CORBA may appear to be overkill for this simple interface specification (relative to sockets for example) but as more biological software components are written to CORBA standards, any extra individual server installation effort becomes reduced. The EMBL outstation European Bioinformatics Institute (EBI) is working towards standards for such components along with other members of the OMG's Life Science Research (LSR) Domain Task Force (DTF) (URL: http://lsr.ebi.ac.uk/). JAVA RMI would have been an interesting CORBA alternative but was not investigated due to the lack of relevant biological standards efforts, frameworks, language independence, services and local support.

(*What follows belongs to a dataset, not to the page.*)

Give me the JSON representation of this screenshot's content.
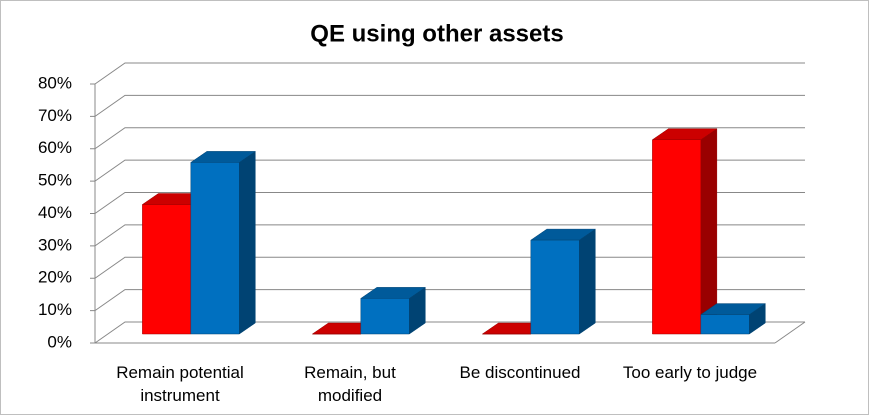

module embl{ module ebi{ module trace{ typedef sequence <octet> fileFlow; // File Bytes typedef sequence <octet> qualities; // Unsigned 8-bit quality "AV" values exception InvalidID { string reason;}; interface TraceStore { // A human readable description of the contents of this database readonly attribute string description; boolean exists (in string ID); // Return basecall accuracy estimates if not inside trace qualities getQualities (in string ID) raises(InvalidID); // Return the ASCII representation of the nucleotide sequence string getBases (in string ID) raises(InvalidID); // The trace object is sent as a monolithic block, either compressed or not fileFlow getGZIPFile (in string ID) raises(InvalidID); // The server will normally store compressed so better to use getGZIPFile fileFlow getFile (in string ID) raises(InvalidID); }; }; }; };
The client/server CORBA system wraps the client classes inside a CORBA adapter class. This adapter translates from GUI generated trace load requests into CORBA method calls on a particular trace database server implementation via a CORBA naming service. The trace file parsing is easily done on the client because CPU cycles are plentiful, and the JAVA code transfer overhead is small (approximately 25% of the size of the smallest compressed trace). To optimize scalability and speed, the server can store and transfer traces as gzipped files which are easily handled by the Java.util.zip package in JAVA 1.1.
The CORBA trace server has all the implementation-specific methods for loading a trace (from a particular directory hierarchy or database) in a single class which can be over-ridden. The server configuration details including database names and descriptions are parsed from a simple text file which is read once when the server starts up. Multiple servers in different locations can register with a common naming service.
The original applet, being written to the older JAVA standard and using an ordinary http daemon as its download server is well suited to general Internet deployment where browsers versions may be out of date and for small sequencing centres where there are few traces for display and no local programming expertise. The implementation of JAVA 1.1 in Netscape Communicator 4.5 supports all the code described.